Washington State
House of Representatives
Office of Program Research
Community Safety, Justice, & Reentry Committee
SSB 5101
Brief Description: Concerning extraordinary medical placement for incarcerated individuals at the department of corrections.
Sponsors: Senate Committee on Human Services (originally sponsored by Senators Salda?a, Warnick, Dhingra, Kuderer, Nguyen, Nobles, Shewmake and Wilson, C.).
Brief Summary of Substitute Bill
  • Modifies the eligibility criteria and electronic monitoring requirements for individuals granted extraordinary medical placement by the Department of Corrections.
Hearing Date: 3/9/23
Staff: Lena Langer (786-7192).

The Secretary of the Department of Corrections (DOC) may authorize an extraordinary medical placement (EMP) and transfer an offender to an alternative care setting outside of the DOC if:

  • the person has a serious medical condition expected to require costly care and treatment;
  • granting the placement is expected to result in savings to the state;
  • the person poses a low risk to the community because they are currently physically incapacitated due to age or the medical condition, or is expected to be so at the time of release; and
  • the person is not serving a sentence of life without the possibility of release.


Persons authorized for an EMP must be placed on electronic monitoring unless the monitoring equipment interferes with the function of medical equipment or results in the loss of funding for the person's medical care, in which case, alternative monitoring may be used.  The Secretary of the DOC may revoke an EMP at any time.  


The DOC has policies establishing criteria and procedures for referring, screening, placing, and monitoring individuals who are eligible for EMP.  Per policy, the individual must be seriously ill and is currently or expected to be physically or mentally incapacitated, rendering the individual unable or unlikely to engage in activities of daily living without assistance, perform gainful employment, and participate in criminal behavior.


The Secretary of the DOC is required to report annually to the Legislature on:

  • the number of offenders considered for an EMP;
  • the number of offenders who were granted an EMP;
  • the number of offenders who were denied an EMP;
  • the length of time between initial consideration and the placement decision for each offender who was granted an EMP;
  • the number of offenders granted an EMP who were later returned to total confinement; and
  • the cost savings realized by the state.

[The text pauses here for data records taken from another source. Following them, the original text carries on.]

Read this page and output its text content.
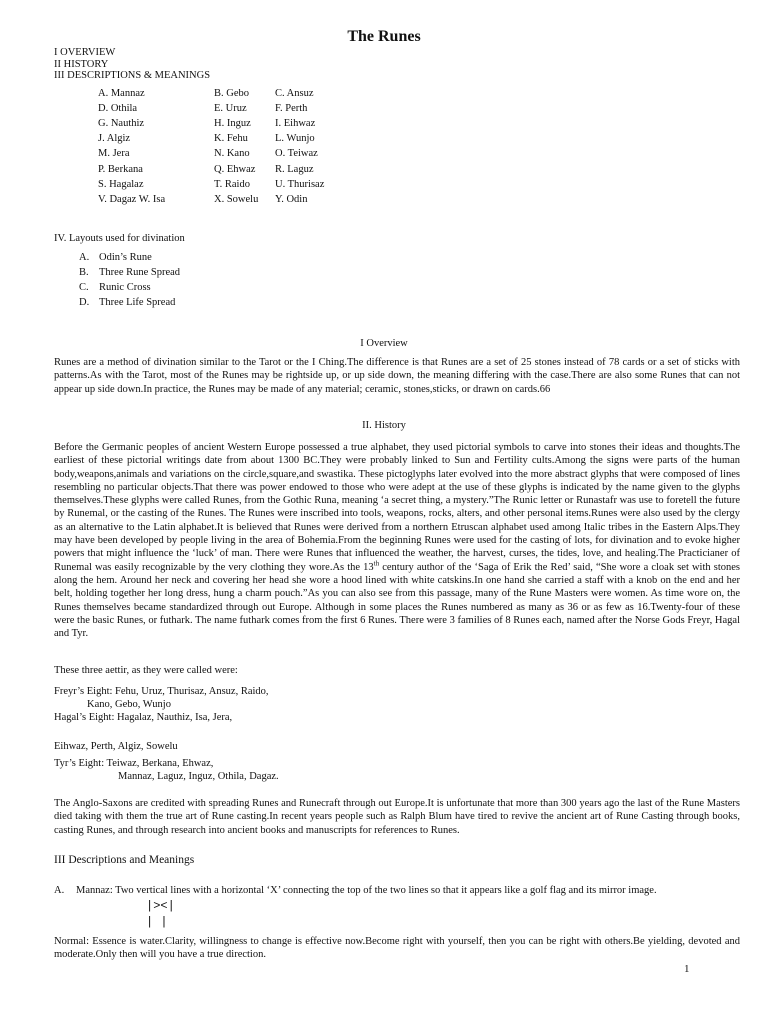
The Runes
I OVERVIEW
II HISTORY
III DESCRIPTIONS & MEANINGS
A. Mannaz	B. Gebo C. Ansuz
D. Othila	E. Uruz	F. Perth
G. Nauthiz	H. Inguz I. Eihwaz
J. Algiz	K. Fehu	L. Wunjo
M. Jera	N. Kano O. Teiwaz
P. Berkana	Q. Ehwaz R. Laguz
S. Hagalaz	T. Raido U. Thurisaz
V. Dagaz W. Isa	X. Sowelu Y. Odin
IV. Layouts used for divination
A. Odin’s Rune
B. Three Rune Spread
C. Runic Cross
D. Three Life Spread
I Overview
Runes are a method of divination similar to the Tarot or the I Ching.The difference is that Runes are a set of 25 stones instead of 78 cards or a set of sticks with patterns.As with the Tarot, most of the Runes may be rightside up, or up side down, the meaning differing with the case.There are also some Runes that can not appear up side down.In practice, the Runes may be made of any material; ceramic, stones,sticks, or drawn on cards.66
II. History
Before the Germanic peoples of ancient Western Europe possessed a true alphabet, they used pictorial symbols to carve into stones their ideas and thoughts.The earliest of these pictorial writings date from about 1300 BC.They were probably linked to Sun and Fertility cults.Among the signs were parts of the human body,weapons,animals and variations on the circle,square,and swastika. These pictoglyphs later evolved into the more abstract glyphs that were composed of lines resembling no particular objects.That there was power endowed to those who were adept at the use of these glyphs is indicated by the name given to the glyphs themselves.These glyphs were called Runes, from the Gothic Runa, meaning ‘a secret thing, a mystery.”The Runic letter or Runastafr was use to foretell the future by Runemal, or the casting of the Runes. The Runes were inscribed into tools, weapons, rocks, alters, and other personal items.Runes were also used by the clergy as an alternative to the Latin alphabet.It is believed that Runes were derived from a northern Etruscan alphabet used among Italic tribes in the Eastern Alps.They may have been developed by people living in the area of Bohemia.From the beginning Runes were used for the casting of lots, for divination and to evoke higher powers that might influence the ‘luck’ of man. There were Runes that influenced the weather, the harvest, curses, the tides, love, and healing.The Practicianer of Runemal was easily recognizable by the very clothing they wore.As the 13th century author of the ‘Saga of Erik the Red’ said, “She wore a cloak set with stones along the hem. Around her neck and covering her head she wore a hood lined with white catskins.In one hand she carried a staff with a knob on the end and her belt, holding together her long dress, hung a charm pouch.”As you can also see from this passage, many of the Rune Masters were women. As time wore on, the Runes themselves became standardized through out Europe. Although in some places the Runes numbered as many as 36 or as few as 16.Twenty-four of these were the basic Runes, or futhark. The name futhark comes from the first 6 Runes. There were 3 families of 8 Runes each, named after the Norse Gods Freyr, Hagal and Tyr.
These three aettir, as they were called were:
Freyr’s Eight: Fehu, Uruz, Thurisaz, Ansuz, Raido,
Kano, Gebo, Wunjo
Hagal’s Eight: Hagalaz, Nauthiz, Isa, Jera,
Eihwaz, Perth, Algiz, Sowelu
Tyr’s Eight: Teiwaz, Berkana, Ehwaz,
Mannaz, Laguz, Inguz, Othila, Dagaz.
The Anglo-Saxons are credited with spreading Runes and Runecraft through out Europe.It is unfortunate that more than 300 years ago the last of the Rune Masters died taking with them the true art of Rune casting.In recent years people such as Ralph Blum have tired to revive the ancient art of Rune Casting through books, casting Runes, and through research into ancient books and manuscripts for references to Runes.
III Descriptions and Meanings
A. Mannaz: Two vertical lines with a horizontal ‘X’ connecting the top of the two lines so that it appears like a golf flag and its mirror image.
|><|
| |
Normal: Essence is water.Clarity, willingness to change is effective now.Become right with yourself, then you can be right with others.Be yielding, devoted and moderate.Only then will you have a true direction.
1
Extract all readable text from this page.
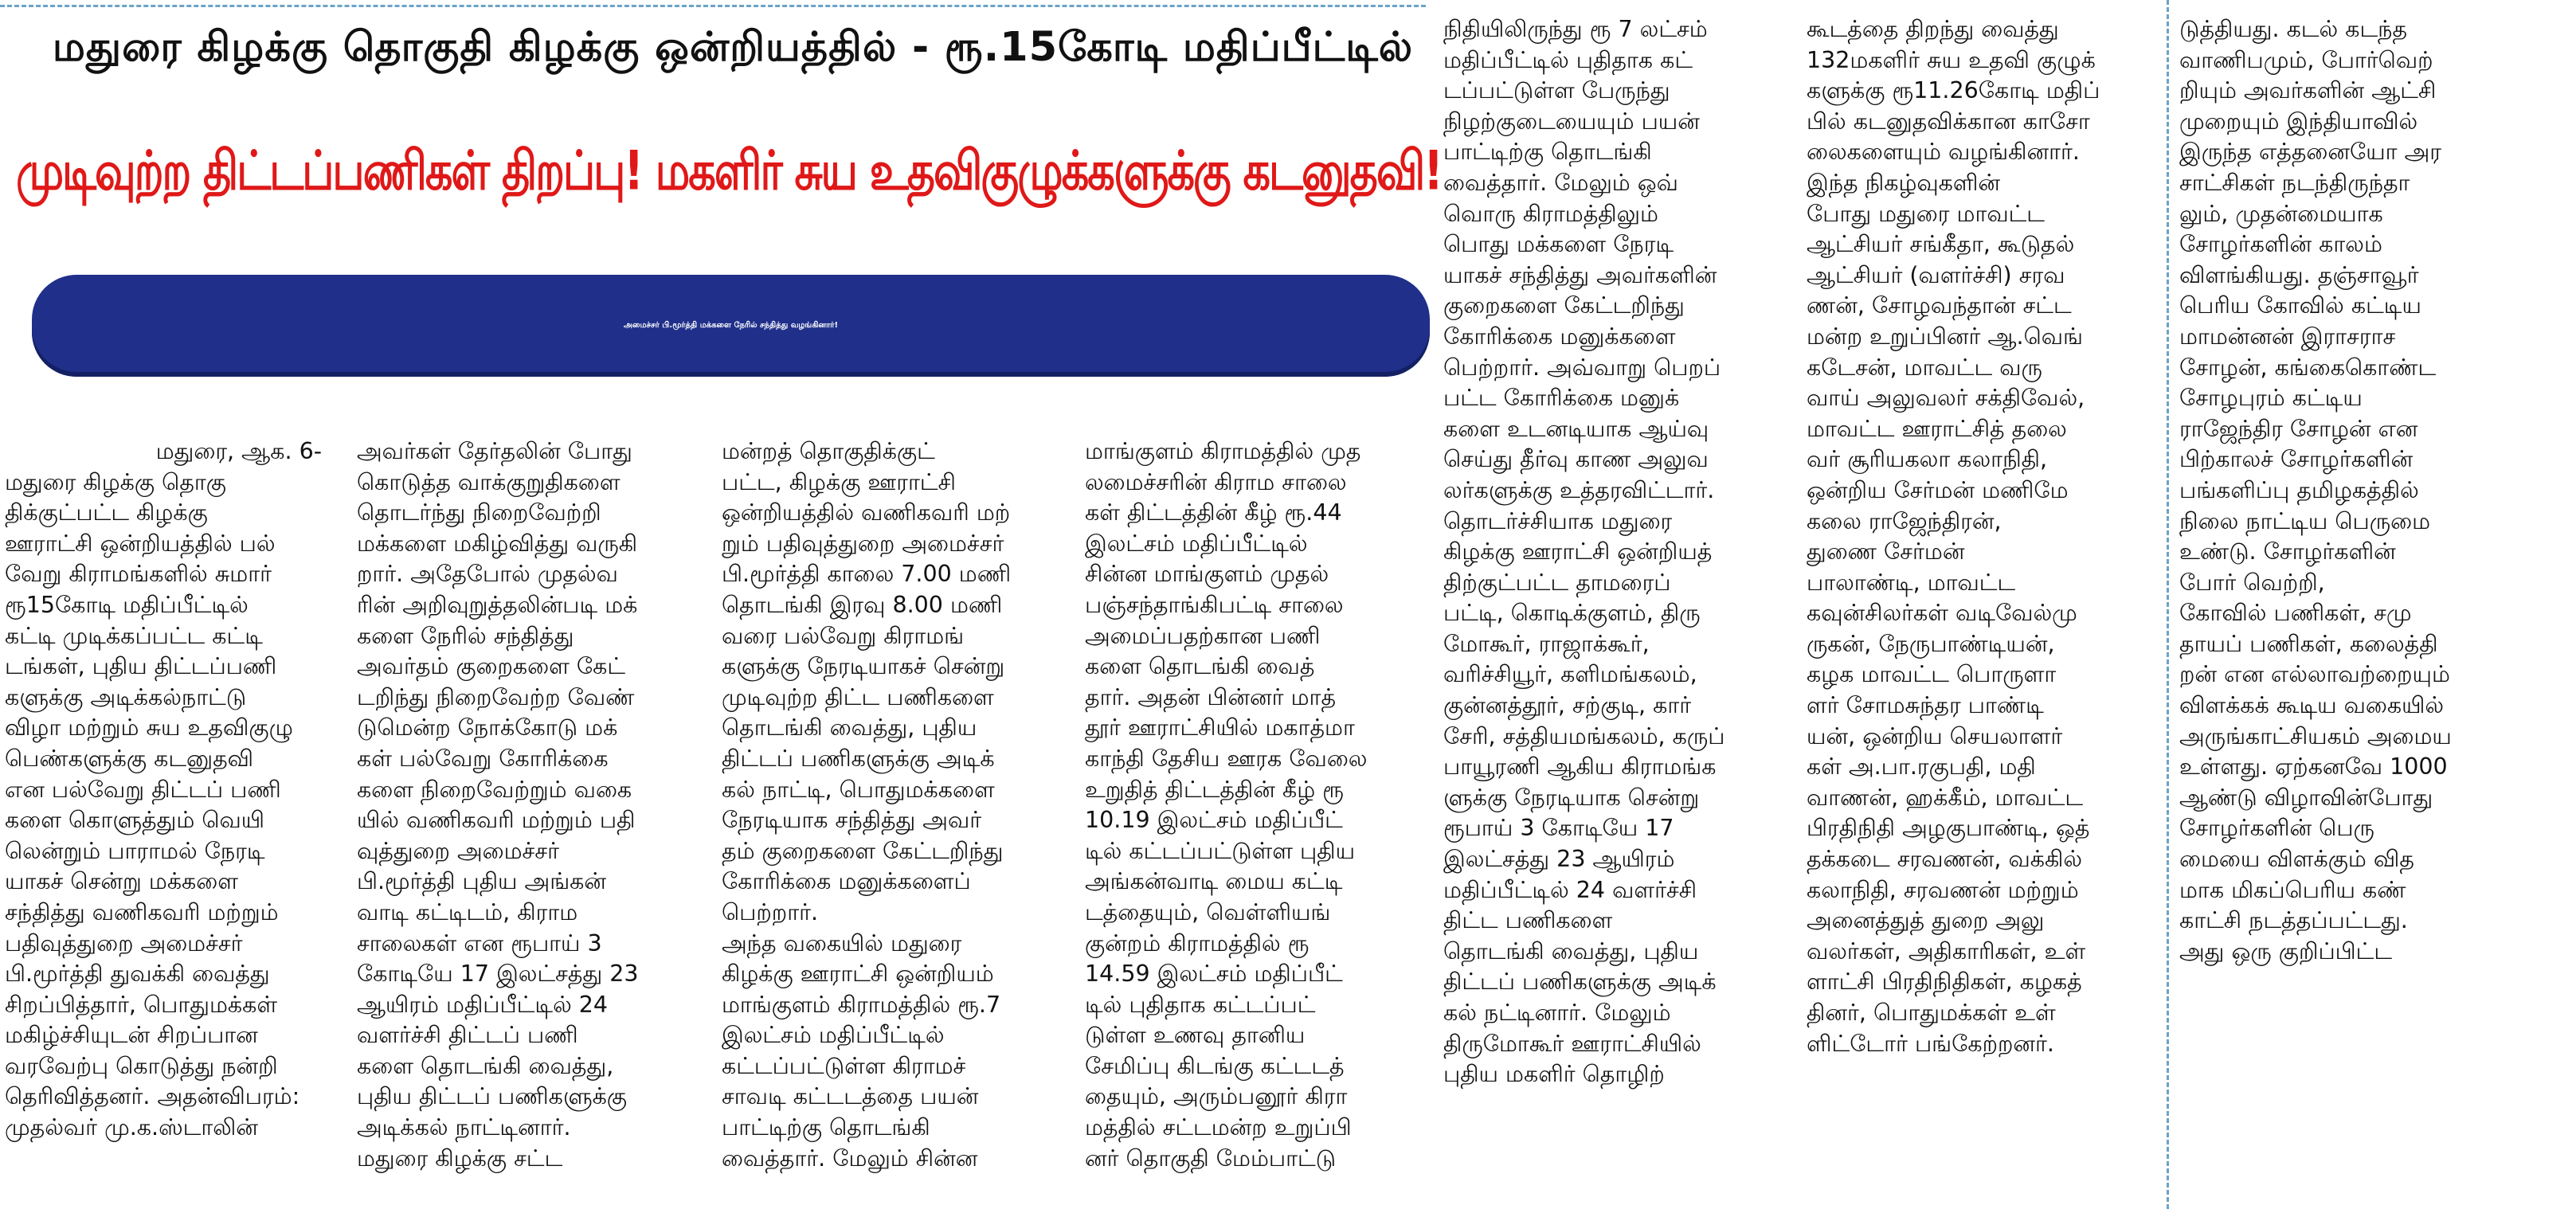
மதுரை கிழக்கு தொகுதி கிழக்கு ஒன்றியத்தில் - ரூ.15கோடி மதிப்பீட்டில்
முடிவுற்ற திட்டப்பணிகள் திறப்பு! மகளிர் சுய உதவிகுழுக்களுக்கு கடனுதவி!
அமைச்சர் பி.மூர்த்தி மக்களை நேரில் சந்தித்து வழங்கினார்!
மதுரை, ஆக. 6-
மதுரை கிழக்கு தொகு
திக்குட்பட்ட கிழக்கு
ஊராட்சி ஒன்றியத்தில் பல்
வேறு கிராமங்களில் சுமார்
ரூ15கோடி மதிப்பீட்டில்
கட்டி முடிக்கப்பட்ட கட்டி
டங்கள், புதிய திட்டப்பணி
களுக்கு அடிக்கல்நாட்டு
விழா மற்றும் சுய உதவிகுழு
பெண்களுக்கு கடனுதவி
என பல்வேறு திட்டப் பணி
களை கொளுத்தும் வெயி
லென்றும் பாராமல் நேரடி
யாகச் சென்று மக்களை
சந்தித்து வணிகவரி மற்றும்
பதிவுத்துறை அமைச்சர்
பி.மூர்த்தி துவக்கி வைத்து
சிறப்பித்தார், பொதுமக்கள்
மகிழ்ச்சியுடன் சிறப்பான
வரவேற்பு கொடுத்து நன்றி
தெரிவித்தனர். அதன்விபரம்:
முதல்வர் மு.க.ஸ்டாலின்
அவர்கள் தேர்தலின் போது
கொடுத்த வாக்குறுதிகளை
தொடர்ந்து நிறைவேற்றி
மக்களை மகிழ்வித்து வருகி
றார். அதேபோல் முதல்வ
ரின் அறிவுறுத்தலின்படி மக்
களை நேரில் சந்தித்து
அவர்தம் குறைகளை கேட்
டறிந்து நிறைவேற்ற வேண்
டுமென்ற நோக்கோடு மக்
கள் பல்வேறு கோரிக்கை
களை நிறைவேற்றும் வகை
யில் வணிகவரி மற்றும் பதி
வுத்துறை அமைச்சர்
பி.மூர்த்தி புதிய அங்கன்
வாடி கட்டிடம், கிராம
சாலைகள் என ரூபாய் 3
கோடியே 17 இலட்சத்து 23
ஆயிரம் மதிப்பீட்டில் 24
வளர்ச்சி திட்டப் பணி
களை தொடங்கி வைத்து,
புதிய திட்டப் பணிகளுக்கு
அடிக்கல் நாட்டினார்.
மதுரை கிழக்கு சட்ட
மன்றத் தொகுதிக்குட்
பட்ட, கிழக்கு ஊராட்சி
ஒன்றியத்தில் வணிகவரி மற்
றும் பதிவுத்துறை அமைச்சர்
பி.மூர்த்தி காலை 7.00 மணி
தொடங்கி இரவு 8.00 மணி
வரை பல்வேறு கிராமங்
களுக்கு நேரடியாகச் சென்று
முடிவுற்ற திட்ட பணிகளை
தொடங்கி வைத்து, புதிய
திட்டப் பணிகளுக்கு அடிக்
கல் நாட்டி, பொதுமக்களை
நேரடியாக சந்தித்து அவர்
தம் குறைகளை கேட்டறிந்து
கோரிக்கை மனுக்களைப்
பெற்றார்.
அந்த வகையில் மதுரை
கிழக்கு ஊராட்சி ஒன்றியம்
மாங்குளம் கிராமத்தில் ரூ.7
இலட்சம் மதிப்பீட்டில்
கட்டப்பட்டுள்ள கிராமச்
சாவடி கட்டடத்தை பயன்
பாட்டிற்கு தொடங்கி
வைத்தார். மேலும் சின்ன
மாங்குளம் கிராமத்தில் முத
லமைச்சரின் கிராம சாலை
கள் திட்டத்தின் கீழ் ரூ.44
இலட்சம் மதிப்பீட்டில்
சின்ன மாங்குளம் முதல்
பஞ்சந்தாங்கிபட்டி சாலை
அமைப்பதற்கான பணி
களை தொடங்கி வைத்
தார். அதன் பின்னர் மாத்
தூர் ஊராட்சியில் மகாத்மா
காந்தி தேசிய ஊரக வேலை
உறுதித் திட்டத்தின் கீழ் ரூ
10.19 இலட்சம் மதிப்பீட்
டில் கட்டப்பட்டுள்ள புதிய
அங்கன்வாடி மைய கட்டி
டத்தையும், வெள்ளியங்
குன்றம் கிராமத்தில் ரூ
14.59 இலட்சம் மதிப்பீட்
டில் புதிதாக கட்டப்பட்
டுள்ள உணவு தானிய
சேமிப்பு கிடங்கு கட்டடத்
தையும், அரும்பனூர் கிரா
மத்தில் சட்டமன்ற உறுப்பி
னர் தொகுதி மேம்பாட்டு
நிதியிலிருந்து ரூ 7 லட்சம்
மதிப்பீட்டில் புதிதாக கட்
டப்பட்டுள்ள பேருந்து
நிழற்குடையையும் பயன்
பாட்டிற்கு தொடங்கி
வைத்தார். மேலும் ஒவ்
வொரு கிராமத்திலும்
பொது மக்களை நேரடி
யாகச் சந்தித்து அவர்களின்
குறைகளை கேட்டறிந்து
கோரிக்கை மனுக்களை
பெற்றார். அவ்வாறு பெறப்
பட்ட கோரிக்கை மனுக்
களை உடனடியாக ஆய்வு
செய்து தீர்வு காண அலுவ
லர்களுக்கு உத்தரவிட்டார்.
தொடர்ச்சியாக மதுரை
கிழக்கு ஊராட்சி ஒன்றியத்
திற்குட்பட்ட தாமரைப்
பட்டி, கொடிக்குளம், திரு
மோகூர், ராஜாக்கூர்,
வரிச்சியூர், களிமங்கலம்,
குன்னத்தூர், சற்குடி, கார்
சேரி, சத்தியமங்கலம், கருப்
பாயூரணி ஆகிய கிராமங்க
ளுக்கு நேரடியாக சென்று
ரூபாய் 3 கோடியே 17
இலட்சத்து 23 ஆயிரம்
மதிப்பீட்டில் 24 வளர்ச்சி
திட்ட பணிகளை
தொடங்கி வைத்து, புதிய
திட்டப் பணிகளுக்கு அடிக்
கல் நட்டினார். மேலும்
திருமோகூர் ஊராட்சியில்
புதிய மகளிர் தொழிற்
கூடத்தை திறந்து வைத்து
132மகளிர் சுய உதவி குழுக்
களுக்கு ரூ11.26கோடி மதிப்
பில் கடனுதவிக்கான காசோ
லைகளையும் வழங்கினார்.
இந்த நிகழ்வுகளின்
போது மதுரை மாவட்ட
ஆட்சியர் சங்கீதா, கூடுதல்
ஆட்சியர் (வளர்ச்சி) சரவ
ணன், சோழவந்தான் சட்ட
மன்ற உறுப்பினர் ஆ.வெங்
கடேசன், மாவட்ட வரு
வாய் அலுவலர் சக்திவேல்,
மாவட்ட ஊராட்சித் தலை
வர் சூரியகலா கலாநிதி,
ஒன்றிய சேர்மன் மணிமே
கலை ராஜேந்திரன்,
துணை சேர்மன்
பாலாண்டி, மாவட்ட
கவுன்சிலர்கள் வடிவேல்மு
ருகன், நேருபாண்டியன்,
கழக மாவட்ட பொருளா
ளர் சோமசுந்தர பாண்டி
யன், ஒன்றிய செயலாளர்
கள் அ.பா.ரகுபதி, மதி
வாணன், ஹக்கீம், மாவட்ட
பிரதிநிதி அழகுபாண்டி, ஒத்
தக்கடை சரவணன், வக்கில்
கலாநிதி, சரவணன் மற்றும்
அனைத்துத் துறை அலு
வலர்கள், அதிகாரிகள், உள்
ளாட்சி பிரதிநிதிகள், கழகத்
தினர், பொதுமக்கள் உள்
ளிட்டோர் பங்கேற்றனர்.
டுத்தியது. கடல் கடந்த
வாணிபமும், போர்வெற்
றியும் அவர்களின் ஆட்சி
முறையும் இந்தியாவில்
இருந்த எத்தனையோ அர
சாட்சிகள் நடந்திருந்தா
லும், முதன்மையாக
சோழர்களின் காலம்
விளங்கியது. தஞ்சாவூர்
பெரிய கோவில் கட்டிய
மாமன்னன் இராசராச
சோழன், கங்கைகொண்ட
சோழபுரம் கட்டிய
ராஜேந்திர சோழன் என
பிற்காலச் சோழர்களின்
பங்களிப்பு தமிழகத்தில்
நிலை நாட்டிய பெருமை
உண்டு. சோழர்களின்
போர் வெற்றி,
கோவில் பணிகள், சமு
தாயப் பணிகள், கலைத்தி
றன் என எல்லாவற்றையும்
விளக்கக் கூடிய வகையில்
அருங்காட்சியகம் அமைய
உள்ளது. ஏற்கனவே 1000
ஆண்டு விழாவின்போது
சோழர்களின் பெரு
மையை விளக்கும் வித
மாக மிகப்பெரிய கண்
காட்சி நடத்தப்பட்டது.
அது ஒரு குறிப்பிட்ட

Based on these annual reports, as of October 2022, during the prior year, 44 incarcerated individuals were considered for an EMP and two were granted.  In 2020, 75 incarcerated individuals were considered for an EMP and four were granted.  In 2019, 32 incarcerated individuals were considered for an EMP and zero were granted.  

Summary of Bill:

The eligibility criteria for an EMP is modified to require a permanent or terminal physical disability or a medical condition that is serious and complex.  Restrictions limiting eligibility based on current or expected physical incapacitation due to age or medical condition are removed.


The list of reasons for when an alternative type of monitoring in lieu of electronic monitoring may be used is expanded to include when the monitoring equipment is detrimental to the individual's health.  The electronic monitoring requirement for an individual authorized for an EMP will be waived if the individual's medical condition, as certified by the individual's treating physician, prevents the individual from being independently mobile.


References to "person" and "offender" are replaced with "incarcerated individual."

Appropriation: None.
Fiscal Note: Available.
Effective Date: The bill takes effect 90 days after adjournment of the session in which the bill is passed.